A well-designed pod gives a research effort something close to continuous analytical bandwidth. It can monitor filings, transcripts, presentations, guidance changes, pricing moves, distribution signals, local news flow, management language, and peer developments around the clock. It can retain a far larger memory of past company behavior than a small traditional team. It can compare opportunities across a wide universe, repeatedly and consistently, at a marginal cost that would have been difficult to imagine in a purely human setup. Most importantly, it can do this without fatigue, without boredom, and without the emotional drift that so often contaminates investment work.
That matters because some of the most expensive errors in fundamental investing are not informational in the classic sense. They are behavioral. Investors anchor on old views. They chase recent moves. They seek confirming evidence. They defend sunk work. They become reluctant to revisit a thesis once it has been socialized. They confuse activity with rigor. These tendencies are persistent because they are human. They are also one reason mispricings do not disappear. A properly governed AI pod can reduce part of that burden by preserving memory, forcing consistency, surfacing disconfirming evidence, and keeping comparative discipline alive even when attention would otherwise drift.
The real differentiator, though, is not simply that the system can read more. It is that it can compare more. Good investing often comes down to relative judgment: this company versus that one, this management team versus another, this margin structure, this pricing logic, this store economics, this capital allocation pattern, this promise versus this history of delivery. The ability to run deep transversal analysis across many opportunities at once, and to do so continuously, is where I think the research edge becomes meaningful. Outside of quantitative investing, this kind of simultaneous qualitative comparison was traditionally much harder to sustain at scale.

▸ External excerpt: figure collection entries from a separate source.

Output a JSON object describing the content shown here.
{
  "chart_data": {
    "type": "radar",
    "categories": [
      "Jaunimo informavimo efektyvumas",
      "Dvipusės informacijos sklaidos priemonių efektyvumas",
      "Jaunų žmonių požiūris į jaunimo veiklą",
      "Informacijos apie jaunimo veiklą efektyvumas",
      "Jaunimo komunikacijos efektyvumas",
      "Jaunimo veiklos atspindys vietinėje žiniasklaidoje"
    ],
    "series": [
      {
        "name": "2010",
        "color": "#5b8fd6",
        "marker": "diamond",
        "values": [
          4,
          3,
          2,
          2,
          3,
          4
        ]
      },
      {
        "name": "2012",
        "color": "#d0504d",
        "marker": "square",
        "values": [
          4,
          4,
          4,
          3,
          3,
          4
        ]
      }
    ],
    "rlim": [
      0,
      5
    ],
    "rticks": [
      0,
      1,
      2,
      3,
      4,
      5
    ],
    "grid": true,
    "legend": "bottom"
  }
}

But access to AI models alone is not an edge. That will become obvious quickly. Many firms will use similar tools. If there is an edge, it will not come from the model itself but rather from the design of the research system, the sector taxonomy, the internal memory, the protocols for comparison, the rules of evidence, the governance of decisions, and the discipline with which the process compounds over time. Said differently, the edge does not come from having AI. It comes from how the research system is designed, and from the ability to apply it consistently over time.
The objective here is modest in wording, even if demanding in execution. I am not trying to sell a martingale. I am not claiming to be building the best investment platform in the world. The aim is more sober than that. It is to create a disciplined process, focused on situations where the probability of mispricing is meaningfully higher, and to use that process to outperform passive exposure over time. That is a high bar already. It does not require grandiosity. It requires clarity, consistency, and patience.
The approach is ambitious. The claims are not. Markets remain humbling. Judgment still matters. Human responsibility remains at the center of the process, especially when it comes to weighing soft information, calibrating risk, interpreting management, and deciding when not to act. What I am building is not a replacement for that judgment. It is a way to support it with a better research engine than the one most small and mid-sized active managers can realistically afford to build in the old model.
If active management is to remain relevant, I believe it will do so through narrower strategies, better tools, stronger philosophy, and a clearer sense of where mispricing still lives. That is the bar I am setting for this project.